My code converts a string date like 12/29/2008 to a Julian date integer. To avoid using am expensive string conversion three times, I just find the byte values, subtract their ascii value and sum them for the day, mo, yr values.
for( i=0; i < sDate.size(); i++ )
{
bVal = (int)a[i]; // Byte value
if( bVal >= 48 || bVal <= 57 ) // 0 - 9
Sum = Sum*10 + bVal - 48;
.
.
Do I need to replace that type conversion with ASM perhaps?
Quote from: MikeT on October 26, 2009, 12:56:39 AM
I am dying to see how long the cast of a CHAR to INT takes...

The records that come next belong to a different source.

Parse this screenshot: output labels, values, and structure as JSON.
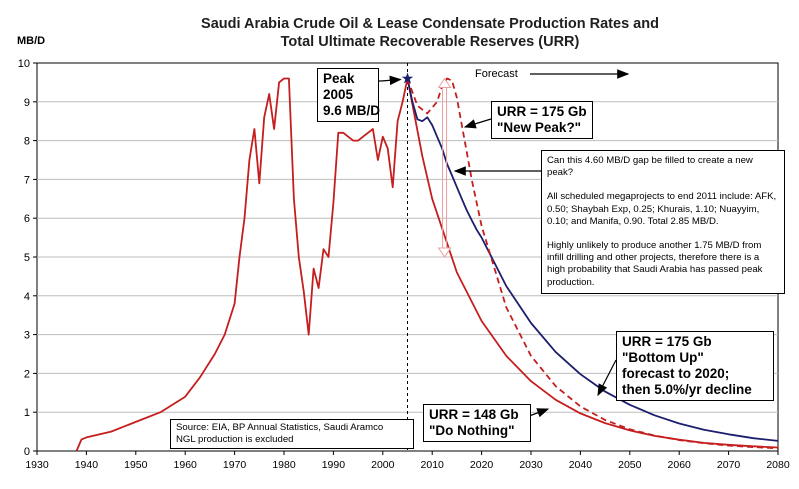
{
  "chart_data": {
    "type": "line",
    "title": "Saudi Arabia Crude Oil & Lease Condensate Production Rates and",
    "subtitle": "Total Ultimate Recoverable Reserves (URR)",
    "ylabel": "MB/D",
    "xlim": [
      1930,
      2080
    ],
    "ylim": [
      0,
      10
    ],
    "x_ticks": [
      "1930",
      "1940",
      "1950",
      "1960",
      "1970",
      "1980",
      "1990",
      "2000",
      "2010",
      "2020",
      "2030",
      "2040",
      "2050",
      "2060",
      "2070",
      "2080"
    ],
    "y_ticks": [
      "0",
      "1",
      "2",
      "3",
      "4",
      "5",
      "6",
      "7",
      "8",
      "9",
      "10"
    ],
    "grid": "horizontal",
    "series": [
      {
        "key": "historical",
        "color": "#c41e1e",
        "dash": "none",
        "x": [
          1938,
          1939,
          1940,
          1945,
          1950,
          1955,
          1960,
          1963,
          1966,
          1968,
          1970,
          1971,
          1972,
          1973,
          1974,
          1975,
          1976,
          1977,
          1978,
          1979,
          1980,
          1981,
          1982,
          1983,
          1984,
          1985,
          1986,
          1987,
          1988,
          1989,
          1990,
          1991,
          1992,
          1993,
          1994,
          1995,
          1996,
          1997,
          1998,
          1999,
          2000,
          2001,
          2002,
          2003,
          2004,
          2005
        ],
        "y": [
          0.0,
          0.3,
          0.35,
          0.5,
          0.75,
          1.0,
          1.4,
          1.9,
          2.5,
          3.0,
          3.8,
          5.0,
          6.0,
          7.5,
          8.3,
          6.9,
          8.6,
          9.2,
          8.3,
          9.5,
          9.6,
          9.6,
          6.5,
          5.0,
          4.1,
          3.0,
          4.7,
          4.2,
          5.2,
          5.0,
          6.4,
          8.2,
          8.2,
          8.1,
          8.0,
          8.0,
          8.1,
          8.2,
          8.3,
          7.5,
          8.1,
          7.8,
          6.8,
          8.5,
          9.0,
          9.6
        ]
      },
      {
        "key": "urr148",
        "color": "#c41e1e",
        "dash": "none",
        "x": [
          2005,
          2008,
          2010,
          2015,
          2020,
          2025,
          2030,
          2035,
          2040,
          2045,
          2050,
          2055,
          2060,
          2065,
          2070,
          2075,
          2080
        ],
        "y": [
          9.6,
          7.6,
          6.5,
          4.6,
          3.35,
          2.45,
          1.8,
          1.32,
          0.97,
          0.72,
          0.53,
          0.39,
          0.29,
          0.21,
          0.16,
          0.12,
          0.09
        ]
      },
      {
        "key": "urr175_bottom_up",
        "color": "#1c1e6e",
        "dash": "none",
        "x": [
          2005,
          2006,
          2007,
          2008,
          2009,
          2010,
          2011,
          2012,
          2013,
          2014,
          2015,
          2016,
          2017,
          2018,
          2019,
          2020,
          2025,
          2030,
          2035,
          2040,
          2045,
          2050,
          2055,
          2060,
          2065,
          2070,
          2075,
          2080
        ],
        "y": [
          9.6,
          9.0,
          8.55,
          8.5,
          8.6,
          8.4,
          8.1,
          7.8,
          7.4,
          7.1,
          6.8,
          6.5,
          6.2,
          5.95,
          5.7,
          5.5,
          4.25,
          3.3,
          2.55,
          1.98,
          1.53,
          1.19,
          0.92,
          0.71,
          0.55,
          0.43,
          0.33,
          0.26
        ]
      },
      {
        "key": "urr175_new_peak",
        "color": "#c41e1e",
        "dash": "6,4",
        "x": [
          2005,
          2007,
          2009,
          2011,
          2012,
          2013,
          2014,
          2015,
          2016,
          2017,
          2018,
          2020,
          2025,
          2030,
          2035,
          2040,
          2045,
          2050,
          2055,
          2060,
          2065,
          2070,
          2075,
          2080
        ],
        "y": [
          9.6,
          8.9,
          8.7,
          9.0,
          9.4,
          9.6,
          9.55,
          9.1,
          8.4,
          7.7,
          7.0,
          5.8,
          3.7,
          2.45,
          1.67,
          1.15,
          0.8,
          0.56,
          0.4,
          0.28,
          0.2,
          0.14,
          0.1,
          0.07
        ]
      }
    ],
    "marker": {
      "label": "Peak",
      "x": 2005,
      "y": 9.6
    },
    "reference_line_x": 2005,
    "gap_arrow": {
      "x": 2012.5,
      "y_from": 5.0,
      "y_to": 9.6
    }
  },
  "annotations": {
    "peak": [
      "Peak",
      "2005",
      "9.6 MB/D"
    ],
    "forecast": "Forecast",
    "urr_new_peak": [
      "URR = 175 Gb",
      "\"New Peak?\""
    ],
    "gap_question": "Can this 4.60 MB/D gap be filled to create a new peak?",
    "megaprojects": "All scheduled megaprojects to end 2011 include: AFK, 0.50; Shaybah Exp, 0.25; Khurais, 1.10; Nuayyim, 0.10; and Manifa, 0.90.  Total 2.85 MB/D.",
    "unlikely": "Highly unlikely to produce another 1.75 MB/D from infill drilling and other projects, therefore there is a high probability that Saudi Arabia has passed peak production.",
    "urr_bottom_up": [
      "URR = 175 Gb",
      "\"Bottom Up\"",
      "forecast to 2020;",
      "then 5.0%/yr decline"
    ],
    "urr_do_nothing": [
      "URR = 148 Gb",
      "\"Do Nothing\""
    ],
    "source": [
      "Source: EIA, BP Annual Statistics, Saudi Aramco",
      "NGL production is excluded"
    ]
  },
  "colors": {
    "grid": "#bdbdbd",
    "axis": "#000000",
    "arrow": "#e8a0a0"
  }
}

Not very long. Compiling this code:
int main(void)
{
int i, bVal, Sum = 0;
char a[20];
for( i=0; i < 20; i++ )
{
bVal = (int)a[i]; // Byte value
if( bVal >= 48 || bVal <= 57 ) // 0 - 9
Sum = Sum*10 + bVal - 48;
}
printf("%d\n\n",Sum);
getch();
return 0;
}
With the Visual C++ Toolkit 2003 compiler, using:
cl /O2 /G6 /FA test.c
The relevant parts of the assembly output are:
_main PROC NEAR ; COMDAT
; Line 2
sub esp, 20 ; 00000014H
; Line 3
xor eax, eax
; Line 6
xor edx, edx
$L545:
; Line 8
movsx ecx, BYTE PTR _a$[esp+edx+20]
; Line 9
cmp ecx, 48 ; 00000030H
jge SHORT $L550
cmp ecx, 57 ; 00000039H
jg SHORT $L546
$L550:
; Line 10
lea eax, DWORD PTR [eax+eax*4]
lea eax, DWORD PTR [ecx+eax*2-48]
$L546:
movsx ecx, BYTE PTR _a$[esp+edx+21]
cmp ecx, 48 ; 00000030H
jge SHORT $L566
; Line 9
cmp ecx, 57 ; 00000039H
jg SHORT $L567
$L566:
; Line 10
lea eax, DWORD PTR [eax+eax*4]
lea eax, DWORD PTR [ecx+eax*2-48]
$L567:
movsx ecx, BYTE PTR _a$[esp+edx+22]
cmp ecx, 48 ; 00000030H
jge SHORT $L568
; Line 9
cmp ecx, 57 ; 00000039H
jg SHORT $L569
$L568:
; Line 10
lea eax, DWORD PTR [eax+eax*4]
lea eax, DWORD PTR [ecx+eax*2-48]
$L569:
movsx ecx, BYTE PTR _a$[esp+edx+23]
cmp ecx, 48 ; 00000030H
jge SHORT $L570
; Line 9
cmp ecx, 57 ; 00000039H
jg SHORT $L571
$L570:
; Line 10
lea eax, DWORD PTR [eax+eax*4]
lea eax, DWORD PTR [ecx+eax*2-48]
$L571:
movsx ecx, BYTE PTR _a$[esp+edx+24]
cmp ecx, 48 ; 00000030H
jge SHORT $L572
; Line 9
cmp ecx, 57 ; 00000039H
jg SHORT $L573
$L572:
; Line 10
lea eax, DWORD PTR [eax+eax*4]
lea eax, DWORD PTR [ecx+eax*2-48]
$L573:
add edx, 5
cmp edx, 20 ; 00000014H
jl SHORT $L545
The cast essentially turns a MOV into a MOVSX. Note the unrolled loop, and the use of LEA to do the:
Sum = Sum*10 + bVal - 48;
For a good compiler, compiler-optimized code is typically somewhere close to optimal. If you use inline assembly it will probably limit the compiler's ability to optimize.
Very true about the inline assembly hindering the optimization, but if you're serious about optimizations you can take what the compiler put out ( optimized ) and attempt to further it :green.